Avoid the Kitchen Sink Op-Ed!

I write op-eds at The Garrison Center. I write them with an eye toward newspaper publication, but I submit them to a number of web sites as well, and I frequently get comment replies to the effect of "you left out [insert angle or sub-issue here], which I consider essential. Why?"

In my replies, I generally point out that I'm writing to a specific short word length -- 400 to 500 words -- because that seems to be the "sweet spot" for potential publication in the most newspapers.

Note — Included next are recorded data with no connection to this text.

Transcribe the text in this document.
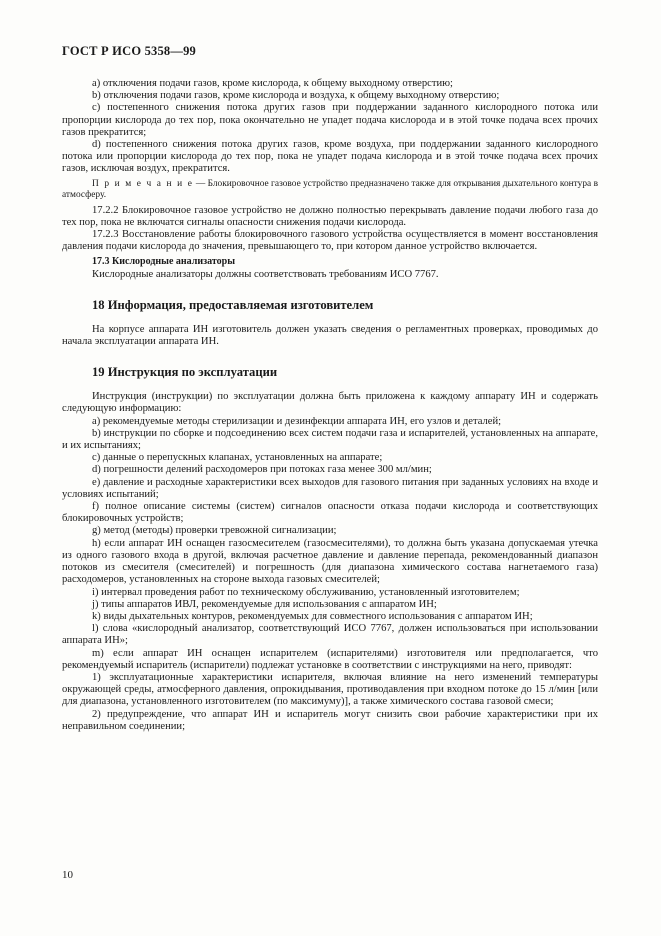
ГОСТ Р ИСО 5358—99

а) отключения подачи газов, кроме кислорода, к общему выходному отверстию;

b) отключения подачи газов, кроме кислорода и воздуха, к общему выходному отверстию;

c) постепенного снижения потока других газов при поддержании заданного кислородного потока или пропорции кислорода до тех пор, пока окончательно не упадет подача кислорода и в этой точке подача всех прочих газов прекратится;

d) постепенного снижения потока других газов, кроме воздуха, при поддержании заданного кислородного потока или пропорции кислорода до тех пор, пока не упадет подача кислорода и в этой точке подача всех прочих газов, исключая воздух, прекратится.

П р и м е ч а н и е — Блокировочное газовое устройство предназначено также для открывания дыхательного контура в атмосферу.

17.2.2 Блокировочное газовое устройство не должно полностью перекрывать давление подачи любого газа до тех пор, пока не включатся сигналы опасности снижения подачи кислорода.

17.2.3 Восстановление работы блокировочного газового устройства осуществляется в момент восстановления давления подачи кислорода до значения, превышающего то, при котором данное устройство включается.

17.3 Кислородные анализаторы

Кислородные анализаторы должны соответствовать требованиям ИСО 7767.

18 Информация, предоставляемая изготовителем

На корпусе аппарата ИН изготовитель должен указать сведения о регламентных проверках, проводимых до начала эксплуатации аппарата ИН.

19 Инструкция по эксплуатации

Инструкция (инструкции) по эксплуатации должна быть приложена к каждому аппарату ИН и содержать следующую информацию:

а) рекомендуемые методы стерилизации и дезинфекции аппарата ИН, его узлов и деталей;

b) инструкции по сборке и подсоединению всех систем подачи газа и испарителей, установленных на аппарате, и их испытаниях;

c) данные о перепускных клапанах, установленных на аппарате;

d) погрешности делений расходомеров при потоках газа менее 300 мл/мин;

e) давление и расходные характеристики всех выходов для газового питания при заданных условиях на входе и условиях испытаний;

f) полное описание системы (систем) сигналов опасности отказа подачи кислорода и соответствующих блокировочных устройств;

g) метод (методы) проверки тревожной сигнализации;

h) если аппарат ИН оснащен газосмесителем (газосмесителями), то должна быть указана допускаемая утечка из одного газового входа в другой, включая расчетное давление и давление перепада, рекомендованный диапазон потоков из смесителя (смесителей) и погрешность (для диапазона химического состава нагнетаемого газа) расходомеров, установленных на стороне выхода газовых смесителей;

i) интервал проведения работ по техническому обслуживанию, установленный изготовителем;

j) типы аппаратов ИВЛ, рекомендуемые для использования с аппаратом ИН;

k) виды дыхательных контуров, рекомендуемых для совместного использования с аппаратом ИН;

l) слова «кислородный анализатор, соответствующий ИСО 7767, должен использоваться при использовании аппарата ИН»;

m) если аппарат ИН оснащен испарителем (испарителями) изготовителя или предполагается, что рекомендуемый испаритель (испарители) подлежат установке в соответствии с инструкциями на него, приводят:

1) эксплуатационные характеристики испарителя, включая влияние на него изменений температуры окружающей среды, атмосферного давления, опрокидывания, противодавления при входном потоке до 15 л/мин [или для диапазона, установленного изготовителем (по максимуму)], а также химического состава газовой смеси;

2) предупреждение, что аппарат ИН и испаритель могут снизить свои рабочие характеристики при их неправильном соединении;

10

Some newspapers will go as high as 800 or even a thousand words. I suspect that in the Internet Age, some of them are quietly doing away with length limits altogether since they no longer have to shoehorn everything into a certain number of column inches on real paper. But 400-500 words is long enough to not be a mere "letter to the editor" and short enough to appease editors who still ruthlessly enforce guidelines written back during the wax-backed paper and Zip-A-Tone manual layout days.

As I noted in my old book on writing op-eds:

If you submit your article to a newspaper as is, at 500 words versus the 400 specified in the newspaper’s guidelines, it may still be published. In those guidelines, you’ll likely have noted that the editor "reserves the right to edit for length."

You can cut it down to 400 words. Or the editor can cut it down to 400 words. Who do you trust to know your thoughts and priorities better? Yourself or that editor? Do you want the piece to reflect your priorities, or his?

Cut it until it bleeds. Someone is going to.

It's mostly just that simple. I can't think of a single issue for which it's possible to cram all the relevant facts and arguments into a 500-word op-ed.

You can pick a couple of facts and a couple of arguments, and work hard to make those arguments compelling to the reader, or you can offer that reader a laundry list that gives him no reason to change his mind about anything.